September 16 marks a year since the brutal death of Terence Crutcher, another black man who lost his life at the hands of a police officer. It took less than that year for the justice system in Oklahoma to absolve Betty Shelby of any responsibility and reinstate her to the police force, solidifying the sentiment that his life did not matter to the State of Oklahoma.
Terence Crutcher had just celebrated his 40th birthday when his car broke down on the side of the road. Officer Shelby, who was responding to another call, pulled over, presumably to aid the immobilized motorist. But Crutcher would never receive that aid, because he instead would be tased by one officer and then fatally shot by Shelby.
The entire encounter was recorded on the police car’s dash cam, capturing the injustice as the life drained from Terence Crutcher’s body. The Tulsa police chief called the video “disturbing” and “difficult to watch,” yet Shelby and the other officers involved were placed on paid administrative leave — essentially, vacation.
Footage from a helicopter circling above the scene recorded an officer’s statement summing up the entire event in one sentence: “That looks like a bad dude, too.” This officer had never met Crutcher; how could he possibly know the content of his character? What could possibly have led him to conclude that Crutcher, a father of four who was heavily involved in his church and had recently enrolled at the local community college, was “a bad dude”?
It would seem fairly difficult to distinguish almost anything about a person from a couple hundred feet up, much less the integrity of his character. But one key feature — the color of Crutcher’s skin — IS apparent from that distance. Apparently, that’s all the officer needed to deem him dangerous and malicious.
Terence Crutcher was just a black man living in a country that didn’t value him. A country where black men are perceived as stronger, larger and more threatening than a white man of the same size, based on just a picture. Officer Shelby claims she felt threatened and that Crutcher’s death was his own fault. It’s his fault for being born a black man in America, where the color of his skin automatically leads to a character judgment.
There was video proof that presents a contrasting tale to that of Shelby’s, but that wasn’t enough. Dash cam footage contradicts every point of her argument, but it doesn’t matter. The fact that she said she felt threatened by an unarmed black man trumps any physical evidence.
There are gaping holes in Shelby’s legal defense, holes her side tries to fill by banking on the rampant stereotypes of black men that are ingrained in our society. Shelby claims Crutcher would not comply with her commands, though dash cam footage shows him with his hands raised moments before he’s shot. Shelby says she was worried that Crutcher was reaching into his car for a gun (because in her eyes every black man is armed), even though Crutcher’s window was up — even though the evidence found that there was no gun anywhere in his car.
There was no need for Shelby to discharge her weapon, and certainly no need for her to shoot Crutcher dead center in the chest. Shelby insisted she did everything within her training when handling the situation, though her colleague’s use of a non-lethal taser demonstrated that Shelby immediately and unnecessarily jumped to the extreme. Shelby had the advantage in every way in this encounter; she had backup, she had a weapon and most importantly, she was white.
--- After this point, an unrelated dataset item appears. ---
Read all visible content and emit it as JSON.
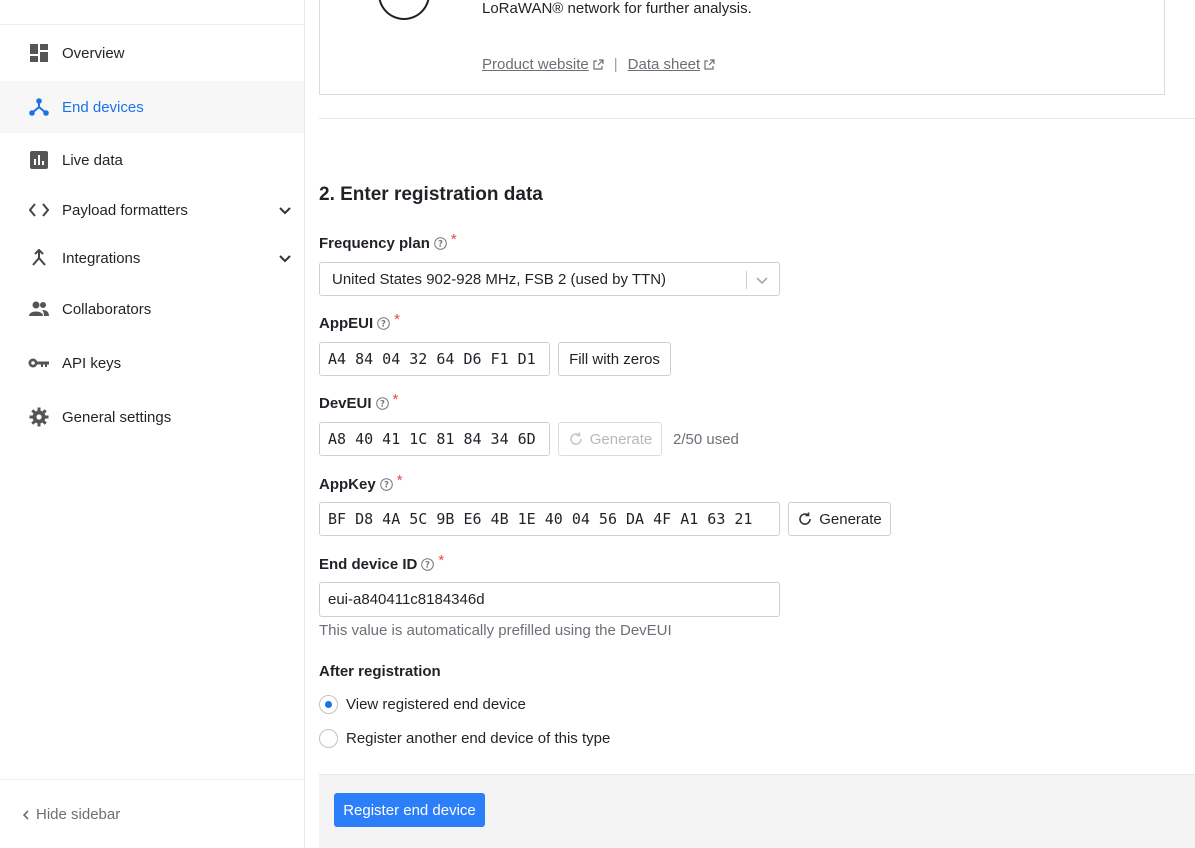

Though Shelby was charged with first-degree manslaughter, the trial played out just like history assured us it would. The jury acquitted her, Shelby walked free and she was reinstated to her job days later. Her police union, of course, then filed an ethics complaint against the district attorney who prosecuted her.
Here lies yet another issue within this tragic story. Unions are supposed to protect the rights of workers, not those of cold-blooded killers. In this country, police unions routinely jump to the defense of cops who kill, no questions asked. A stacked judicial system and internal police systems do the rest, ensuring a disturbing lack of justice for the dead. When will police unions start telling the truth and offer real reforms? They should start fighting police misconduct and end the code of silence. Their long-standing approach undermines their relationship with the communities they serve, and things will never improve until the unions call out bad behavior when they see it.
Wouldn’t that be a more appropriate legacy for what happened to Terrence Crutcher one year ago? Until then, we will be shackled to a system that supports officers who simply see the color of a person’s skin and react, perpetuating the strain on the relationship between law enforcement and the black community.